With one click, I booked a room at Hotel Linaker, once the nurse’s quarters of Beechworth Asylum.
Acres of lawn and garden still surrounded the complex on a quiet hill on the edge of town. I wandered alone, stopping to breathe deeply and marvel at each different space and outlook. Leaves had begun to turn, a scattering of colour on lawns – most stayed firmly on branches waiting for winds.
One tree among many, a majestic gum called me, and I approached, my neck craned backwards as my eyes swept upwards from trunk to highest limbs. too broad to embrace, I placed my left hand on her bark, eyes closed, breathing.
Mother Tree. It just came to me, a burst of life exploding in my mind’s eye. Feet firmly rooted and still where I stood. time loosened. I remained there until two dog-tethered people strode past on a nearby laneway, chatting back and forth.
Stepping away, I walked from the trees and stood near an open lawn. But as I looked back, Mother Tree had disappeared, lost in another embrace.

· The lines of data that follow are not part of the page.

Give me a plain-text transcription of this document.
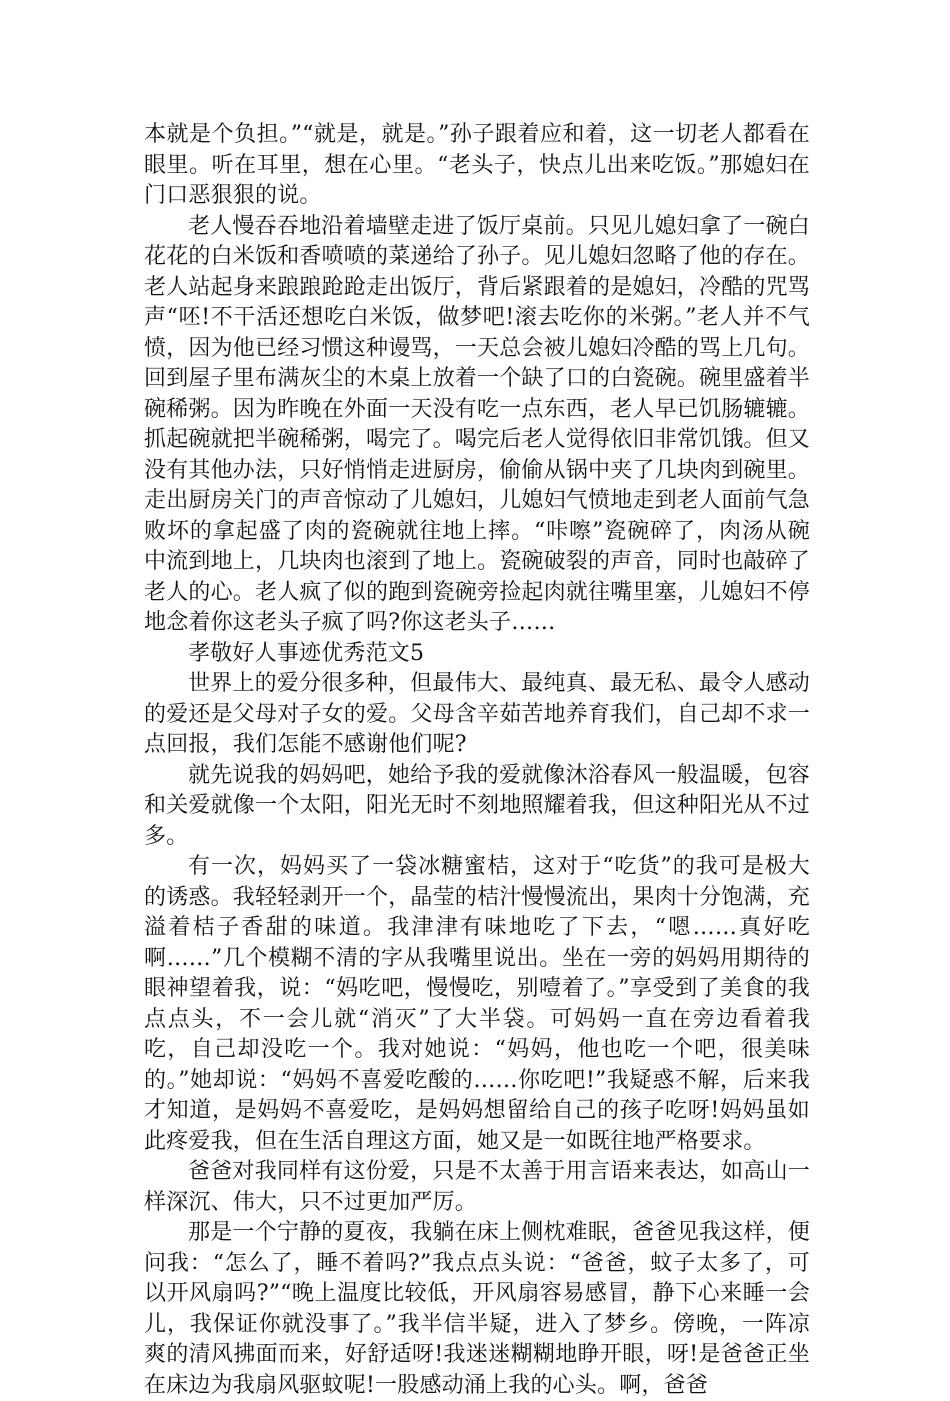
本就是个负担。”“就是，就是。”孙子跟着应和着，这一切老人都看在眼里。听在耳里，想在心里。“老头子，快点儿出来吃饭。”那媳妇在门口恶狠狠的说。

老人慢吞吞地沿着墙壁走进了饭厅桌前。只见儿媳妇拿了一碗白花花的白米饭和香喷喷的菜递给了孙子。见儿媳妇忽略了他的存在。老人站起身来踉踉跄跄走出饭厅，背后紧跟着的是媳妇，冷酷的咒骂声“呸!不干活还想吃白米饭，做梦吧!滚去吃你的米粥。”老人并不气愤，因为他已经习惯这种谩骂，一天总会被儿媳妇冷酷的骂上几句。回到屋子里布满灰尘的木桌上放着一个缺了口的白瓷碗。碗里盛着半碗稀粥。因为昨晚在外面一天没有吃一点东西，老人早已饥肠辘辘。抓起碗就把半碗稀粥，喝完了。喝完后老人觉得依旧非常饥饿。但又没有其他办法，只好悄悄走进厨房，偷偷从锅中夹了几块肉到碗里。走出厨房关门的声音惊动了儿媳妇，儿媳妇气愤地走到老人面前气急败坏的拿起盛了肉的瓷碗就往地上摔。“咔嚓”瓷碗碎了，肉汤从碗中流到地上，几块肉也滚到了地上。瓷碗破裂的声音，同时也敲碎了老人的心。老人疯了似的跑到瓷碗旁捡起肉就往嘴里塞，儿媳妇不停地念着你这老头子疯了吗?你这老头子……

孝敬好人事迹优秀范文5

世界上的爱分很多种，但最伟大、最纯真、最无私、最令人感动的爱还是父母对子女的爱。父母含辛茹苦地养育我们，自己却不求一点回报，我们怎能不感谢他们呢?

就先说我的妈妈吧，她给予我的爱就像沐浴春风一般温暖，包容和关爱就像一个太阳，阳光无时不刻地照耀着我，但这种阳光从不过多。

有一次，妈妈买了一袋冰糖蜜桔，这对于“吃货”的我可是极大的诱惑。我轻轻剥开一个，晶莹的桔汁慢慢流出，果肉十分饱满，充溢着桔子香甜的味道。我津津有味地吃了下去，“嗯……真好吃啊……”几个模糊不清的字从我嘴里说出。坐在一旁的妈妈用期待的眼神望着我，说：“妈吃吧，慢慢吃，别噎着了。”享受到了美食的我点点头，不一会儿就“消灭”了大半袋。可妈妈一直在旁边看着我吃，自己却没吃一个。我对她说：“妈妈，他也吃一个吧，很美味的。”她却说：“妈妈不喜爱吃酸的……你吃吧!”我疑惑不解，后来我才知道，是妈妈不喜爱吃，是妈妈想留给自己的孩子吃呀!妈妈虽如此疼爱我，但在生活自理这方面，她又是一如既往地严格要求。

爸爸对我同样有这份爱，只是不太善于用言语来表达，如高山一样深沉、伟大，只不过更加严厉。

那是一个宁静的夏夜，我躺在床上侧枕难眠，爸爸见我这样，便问我：“怎么了，睡不着吗?”我点点头说：“爸爸，蚊子太多了，可以开风扇吗?”“晚上温度比较低，开风扇容易感冒，静下心来睡一会儿，我保证你就没事了。”我半信半疑，进入了梦乡。傍晚，一阵凉爽的清风拂面而来，好舒适呀!我迷迷糊糊地睁开眼，呀!是爸爸正坐在床边为我扇风驱蚊呢!一股感动涌上我的心头。啊，爸爸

Despite the shifting weather and afternoon cool, we finished our day by spending time outside. Each of us chose a space and listened. I sniffed the breeze, and slowly turned in a circle, taking in everything. I tried desperately to capture birdsong in a jumble of onomatopoeic words, jotting down ideas that resisted forming themselves into sentences. I was uplifted at the glimpse of a jenny wren, alone and exposed, gliding past my horizon focused eyes.
Spent, yet energised, we enjoyed a final cuppa and writerly chat before departing.